The Associated Press / Speaker of the House Nancy Pelosi, D-California, has decided to cash in her chips with members of her party who want to impeach President Donald Trump.

Democrats may be unable to stop themselves from impeachment. It could cost them dearly.

Since President Donald Trump's election in 2016, the party of surprise loser Hillary Clinton has been beside itself in believing it lost the race. The polls couldn't have been that far wrong. The pundits couldn't have handicapped it that badly. Somebody had to have done something illegal.

Since the result of the race was announced, Democrats have done everything they could to delegitimize the president and schemed to find ways to oust him.
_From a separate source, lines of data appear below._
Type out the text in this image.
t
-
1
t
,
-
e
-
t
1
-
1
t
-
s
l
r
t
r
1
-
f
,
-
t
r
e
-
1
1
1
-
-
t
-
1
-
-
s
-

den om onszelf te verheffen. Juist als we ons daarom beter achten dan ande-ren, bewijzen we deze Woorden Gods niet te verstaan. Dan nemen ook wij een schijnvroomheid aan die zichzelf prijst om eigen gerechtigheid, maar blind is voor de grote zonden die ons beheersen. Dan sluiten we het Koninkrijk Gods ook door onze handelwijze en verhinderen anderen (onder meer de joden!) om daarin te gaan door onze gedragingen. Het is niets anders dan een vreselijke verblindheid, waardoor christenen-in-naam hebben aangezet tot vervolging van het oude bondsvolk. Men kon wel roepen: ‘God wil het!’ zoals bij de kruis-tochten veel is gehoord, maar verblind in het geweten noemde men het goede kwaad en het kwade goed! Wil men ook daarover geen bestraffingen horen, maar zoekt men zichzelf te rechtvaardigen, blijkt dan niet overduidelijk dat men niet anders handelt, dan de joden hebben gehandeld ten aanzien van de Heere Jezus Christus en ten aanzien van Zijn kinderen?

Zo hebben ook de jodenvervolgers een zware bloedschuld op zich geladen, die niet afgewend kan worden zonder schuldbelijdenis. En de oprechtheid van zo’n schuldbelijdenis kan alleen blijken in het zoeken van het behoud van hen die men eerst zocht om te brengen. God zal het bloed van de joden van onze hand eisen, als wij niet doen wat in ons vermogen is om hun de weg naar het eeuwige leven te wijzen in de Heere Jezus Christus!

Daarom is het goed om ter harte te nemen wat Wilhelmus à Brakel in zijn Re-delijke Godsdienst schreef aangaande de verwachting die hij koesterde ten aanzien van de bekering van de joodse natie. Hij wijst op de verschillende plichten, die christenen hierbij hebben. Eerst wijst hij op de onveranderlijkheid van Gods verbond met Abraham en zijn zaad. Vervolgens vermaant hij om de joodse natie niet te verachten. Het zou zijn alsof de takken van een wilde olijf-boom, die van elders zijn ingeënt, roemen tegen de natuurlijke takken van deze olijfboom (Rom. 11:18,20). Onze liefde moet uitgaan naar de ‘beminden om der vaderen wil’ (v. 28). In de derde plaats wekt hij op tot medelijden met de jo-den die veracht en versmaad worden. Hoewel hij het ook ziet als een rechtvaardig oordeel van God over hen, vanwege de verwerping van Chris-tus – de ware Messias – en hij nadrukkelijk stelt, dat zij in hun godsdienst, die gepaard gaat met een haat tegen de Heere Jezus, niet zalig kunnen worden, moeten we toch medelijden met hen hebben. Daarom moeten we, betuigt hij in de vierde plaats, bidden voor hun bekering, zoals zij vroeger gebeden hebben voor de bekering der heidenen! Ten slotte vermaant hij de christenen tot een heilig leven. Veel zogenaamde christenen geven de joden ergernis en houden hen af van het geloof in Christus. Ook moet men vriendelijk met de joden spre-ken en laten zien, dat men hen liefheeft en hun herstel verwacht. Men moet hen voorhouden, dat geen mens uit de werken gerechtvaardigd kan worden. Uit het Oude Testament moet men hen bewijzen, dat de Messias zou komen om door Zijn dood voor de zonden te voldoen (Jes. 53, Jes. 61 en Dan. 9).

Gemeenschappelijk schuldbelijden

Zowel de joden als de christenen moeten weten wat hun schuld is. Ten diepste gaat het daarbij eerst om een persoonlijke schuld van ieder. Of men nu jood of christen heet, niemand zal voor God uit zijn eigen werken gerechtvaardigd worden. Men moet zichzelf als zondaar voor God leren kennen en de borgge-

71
To date, the two-year Russia collusion investigation was a flop. The obstruction of justice charge connected with the Russia investigation didn't hold water. His misunderstood words after racially charged violence in Charlottesville, Virginia, weren't enough. The mistress payoff scandal was a no-go. The withheld income tax returns still could have promise.
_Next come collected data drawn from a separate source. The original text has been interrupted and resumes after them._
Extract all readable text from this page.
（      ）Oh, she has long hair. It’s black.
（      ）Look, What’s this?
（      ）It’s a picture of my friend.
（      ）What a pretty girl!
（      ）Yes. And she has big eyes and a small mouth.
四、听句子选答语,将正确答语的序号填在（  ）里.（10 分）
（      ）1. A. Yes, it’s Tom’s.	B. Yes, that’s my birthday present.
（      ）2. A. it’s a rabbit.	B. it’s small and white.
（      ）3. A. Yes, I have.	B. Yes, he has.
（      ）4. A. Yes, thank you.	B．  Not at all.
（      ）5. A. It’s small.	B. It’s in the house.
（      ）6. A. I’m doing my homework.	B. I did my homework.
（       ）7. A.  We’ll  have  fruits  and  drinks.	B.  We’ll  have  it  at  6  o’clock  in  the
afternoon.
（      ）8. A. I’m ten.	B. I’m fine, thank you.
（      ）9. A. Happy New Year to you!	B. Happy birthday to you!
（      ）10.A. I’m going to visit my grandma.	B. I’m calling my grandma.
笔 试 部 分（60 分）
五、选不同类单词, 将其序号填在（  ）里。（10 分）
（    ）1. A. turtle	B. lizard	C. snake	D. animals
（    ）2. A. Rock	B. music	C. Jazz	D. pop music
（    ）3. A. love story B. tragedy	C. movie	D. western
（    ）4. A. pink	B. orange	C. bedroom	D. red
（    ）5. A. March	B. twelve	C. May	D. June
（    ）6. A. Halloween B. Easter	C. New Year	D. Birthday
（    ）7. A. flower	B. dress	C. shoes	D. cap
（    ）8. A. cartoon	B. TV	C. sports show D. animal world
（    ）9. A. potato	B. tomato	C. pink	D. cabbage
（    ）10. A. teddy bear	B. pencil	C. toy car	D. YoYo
But they believe a whistleblower's secondhand report of a telephone call between Trump and the president of Ukraine will do it for them. Somehow, Trump mentioning the dealings of former Vice President Joe Biden's son in some oil business in the country is a high crime or misdemeanor. Or something.
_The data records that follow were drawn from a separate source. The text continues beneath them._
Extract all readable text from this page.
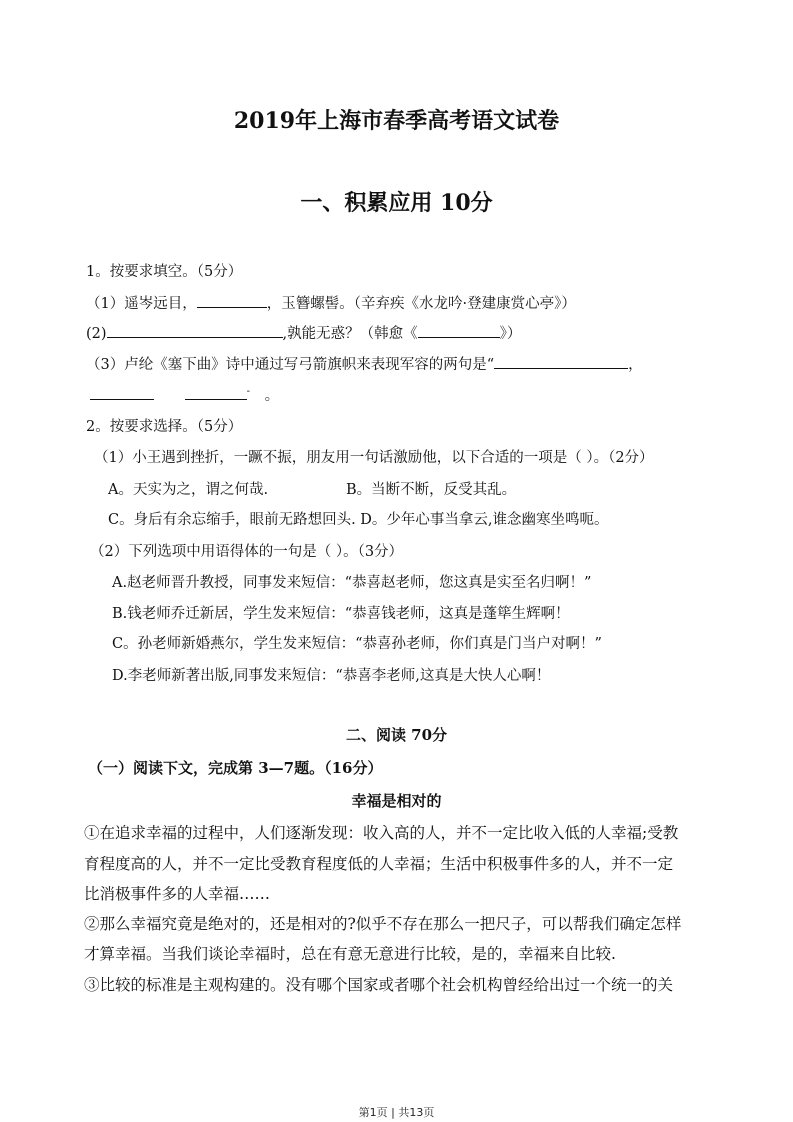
2019年上海市春季高考语文试卷
一、积累应用 10分
1。按要求填空。（5分）
（1）遥岑远目，	，玉簪螺髻。（辛弃疾《水龙吟·登建康赏心亭》）
(2)	,孰能无惑？（韩愈《	》）
（3）卢纶《塞下曲》诗中通过写弓箭旗帜来表现军容的两句是“	，
- 。
2。按要求选择。（5分）
（1）小王遇到挫折，一蹶不振，朋友用一句话激励他，以下合适的一项是（ ）。（2分）
A。天实为之，谓之何哉.	B。当断不断，反受其乱。
C。身后有余忘缩手，眼前无路想回头. D。少年心事当拿云,谁念幽寒坐鸣呃。
（2）下列选项中用语得体的一句是（ ）。（3分）
A.赵老师晋升教授，同事发来短信：“恭喜赵老师，您这真是实至名归啊！”
B.钱老师乔迁新居，学生发来短信：“恭喜钱老师，这真是蓬筚生辉啊！
C。孙老师新婚燕尔，学生发来短信：“恭喜孙老师，你们真是门当户对啊！”
D.李老师新著出版,同事发来短信：“恭喜李老师,这真是大快人心啊！
二、阅读 70分
（一）阅读下文，完成第 3—7题。（16分）
幸福是相对的
①在追求幸福的过程中，人们逐渐发现：收入高的人，并不一定比收入低的人幸福;受教
育程度高的人，并不一定比受教育程度低的人幸福；生活中积极事件多的人，并不一定
比消极事件多的人幸福……
②那么幸福究竟是绝对的，还是相对的?似乎不存在那么一把尺子，可以帮我们确定怎样
才算幸福。当我们谈论幸福时，总在有意无意进行比较，是的，幸福来自比较.
③比较的标准是主观构建的。没有哪个国家或者哪个社会机构曾经给出过一个统一的关
第1页 | 共13页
So they're heading for impeachment charges. With the president just a little over a year away from a re-election try, time is running out. It's the best thing they've got right now, so, facts or no facts, it will have to do.

Forget for a moment, though, whether there are reasons to impeach Trump. All the U.S. House needs to pass a resolution of impeachment is a simple majority of votes of those members present and voting. And Democrats currently hold a 38-seat majority in the House.

So, they'll pass one or two or more resolutions, facts or no facts, probably in early 2020. Any investigations between now and then are just a sham, an excuse to offer voters that there is something - anything - behind the charges. But resolutions are going to happen, no matter what.

In the end, we just can't see 20 or so members bucking their party. What would it look like if they're not still part of the resistance? The party is, truth be told, are much better about holding its majority together than are Republicans.

Impeachment, then, almost surely will occur.

For Democrats, it will energize their base. The now far left base of the party has been demanding this since the election. Find something. It doesn't matter what. Just impeach him.

With the mainstream media behind them, they believe they can swing skeptical voters in their party to their side, and maybe some of their flock who voted for Trump.

Even with a likely far left candidate as their nominee in 2020 - Biden will have to be sacrificed on the altar of the investigations - Democrats are counting on impeachment as their ticket.

But the same eventuality they are counting on is also an energizer for Trump and Republican voters. The president, as he did in swing state Minnesota Thursday night, will continue to rally his base on the threat of impeachment and how Democrats have tried to thwart him throughout his term.

Trump voters and many non-Trump voters, as the Russia investigation dragged on and on and charges were made left and right, grew tired of accusations without facts. Despite Trump's ability to allow his tweets and his mouth to get him into constant trouble, they felt sorry for him. No one, they understood, likes to be blamed for something they didn't do.

Impeaching him, if nothing more devastating is learned than is already public knowledge, is likely to do the same thing in drawing sympathy toward him. And if, in fact, nothing more is found than what is currently on the table, the U.S. Senate will come nowhere close to convicting him on the articles of impeachment that eventually will be voted on.

That occurrence is likely to not only assure his re-election but perhaps re-elect a majority Republican House. Unlike the current secret House investigations, votes on the articles of impeachment by House members will be very public. And since those Democrats who won narrowly in 2018 will be unlikely to vote against the articles, their constituents may well reverse their votes in 2020.

With Trump, though, one never knows. As unpresidential as he has been throughout his term, anything can happen. We wouldn't be surprised if he were completely innocent and had just inelegantly spoken about a potential 2020 rival to the Ukraine president or if he and his administration were more deeply involved.

On the other hand, the Ukraine president has said the president in no way coerced him into investigating Biden's son's interests, and the initial whistleblower was previously involved with a 2020 candidate, rumored to be Biden.

Either way, we don't believe Democrats can resist trying their luck at impeachment. But it could backfire bigly, as Trump might say.